С их двора уходило шестеро. Провожающих было раз в десять больше. Среди пацанвы между прочими крутился и Жорка Волонтир. Он провожал старшего брата, Дмитрия. Ненадолго свела их война, Волонтира и Тихойванова, на неделю, пока везли на формирование; война и развела. Через много лет Федор Константинович узнал, что воевали они не по разным воинским частям, а по разные стороны фронта...
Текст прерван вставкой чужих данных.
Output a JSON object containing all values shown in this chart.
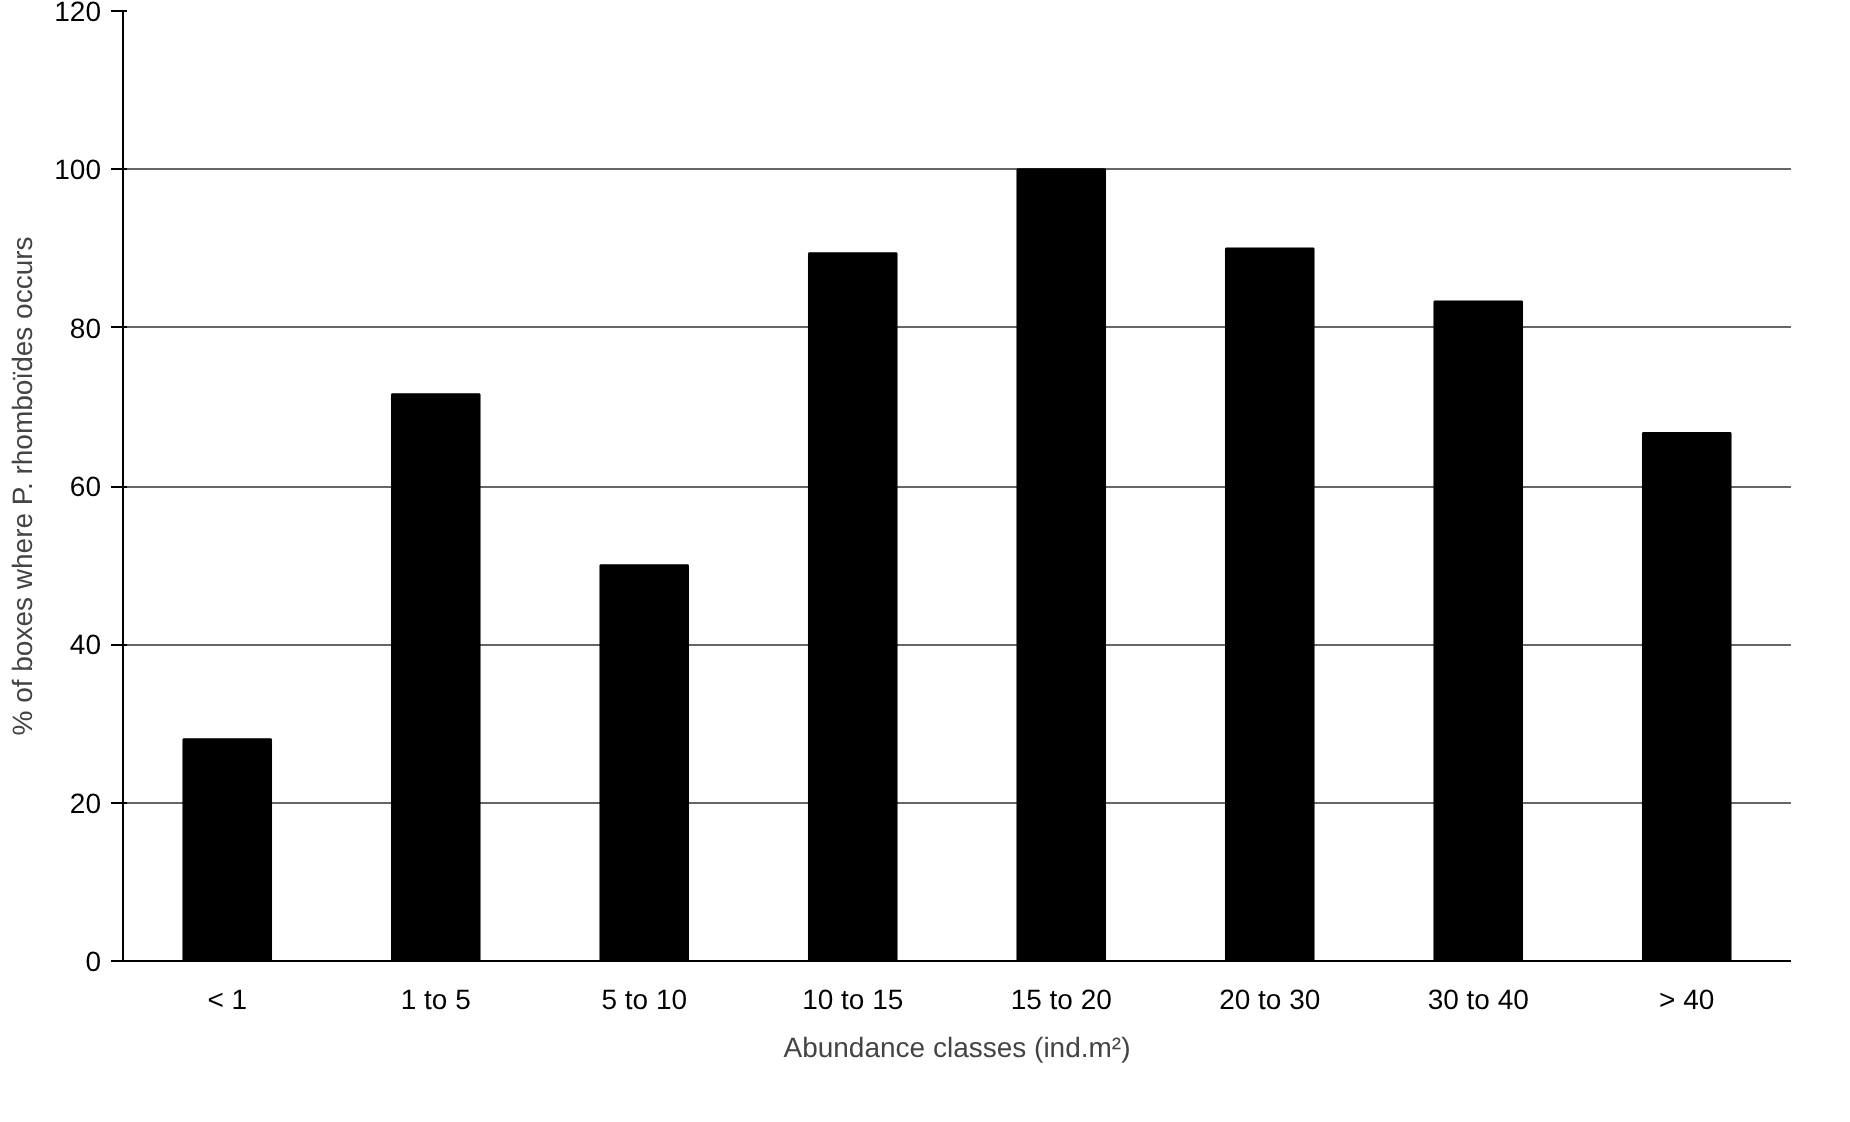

В сорок шестом Тихойванов вернулся в город. Отца к тому времени уже три года как не было в живых. Осталось только неотправленное письмо, датированное сорок третьим. Письмо это по доброте душевной, а может, в силу какой-то особой инвалидской солидарности сберег безногий сапожник из мастерской в двух кварталах от дома. Он появился в жизни Федора Константиновича так же внезапно, как и исчез: прикатил на своей гремучей тележке, пристально, с любопытством и завистью рассматривал ордена и медали, пока читалось письмо, а потом скупо рассказал, что зимой сорок третьего оккупационные власти выселили жильцов их дома и отец перебрался в сапожную мастерскую, откуда через неделю и взяли по доносу как участника и героя гражданской войны. Через час он уехал, отталкиваясь от пола деревянными валиками, и больше Тихойванов его не встречал: дверь в мастерскую оказалась заколоченной, никто не мог сказать, куда делся хозяин. До сей поры Федор Константинович так и не избавился от мысли, что сапожник был единственным человеком, который знал, что скрывалось за обычными в общем-то отцовскими приветами и пожеланиями бить врага до победного конца, — кроме этого, в его последней весточке ничего не было...

Трудно ему пришлось в те первые месяцы. Из крепких сосновых досок он сколотил себе нары, раздобыл чайник и набитый морской травой матрац, выменял на барахолке примус. Успевая за день отработать полную смену в депо и отсидеть несколько часов за книжками в библиотеке института инженеров железнодорожного транспорта, куда поступил учиться заочно, он приходил домой только ночью, чтобы, укрывшись потрепанной шинелью, ненадолго забыться перед новой сменой. Так продолжалось до сорок седьмого. Весной он познакомился с Машей — худенькой стеснительной девушкой из соседнего цеха. Самым приметным в ее лице были огромные карие глаза... Весной она пришла к нему и осталась с ним навсегда... Спустя год родилась маленькая черноглазая Тамара. Ей не исполнилось и пяти, когда случилось непоправимое: после короткой, с непонятным латинским названием болезни Маша умерла. Позже он узнал, как переводится на русский слово «канцер», но разве это имело хоть какое-то значение? Он помнил себя сидящим у белой больничной койки, помнил незнакомое восковое лицо на казенной подушке, шепот нянечек за спиной и неотвязную, прилипчивую мысль, что жизнь на этом кончилась.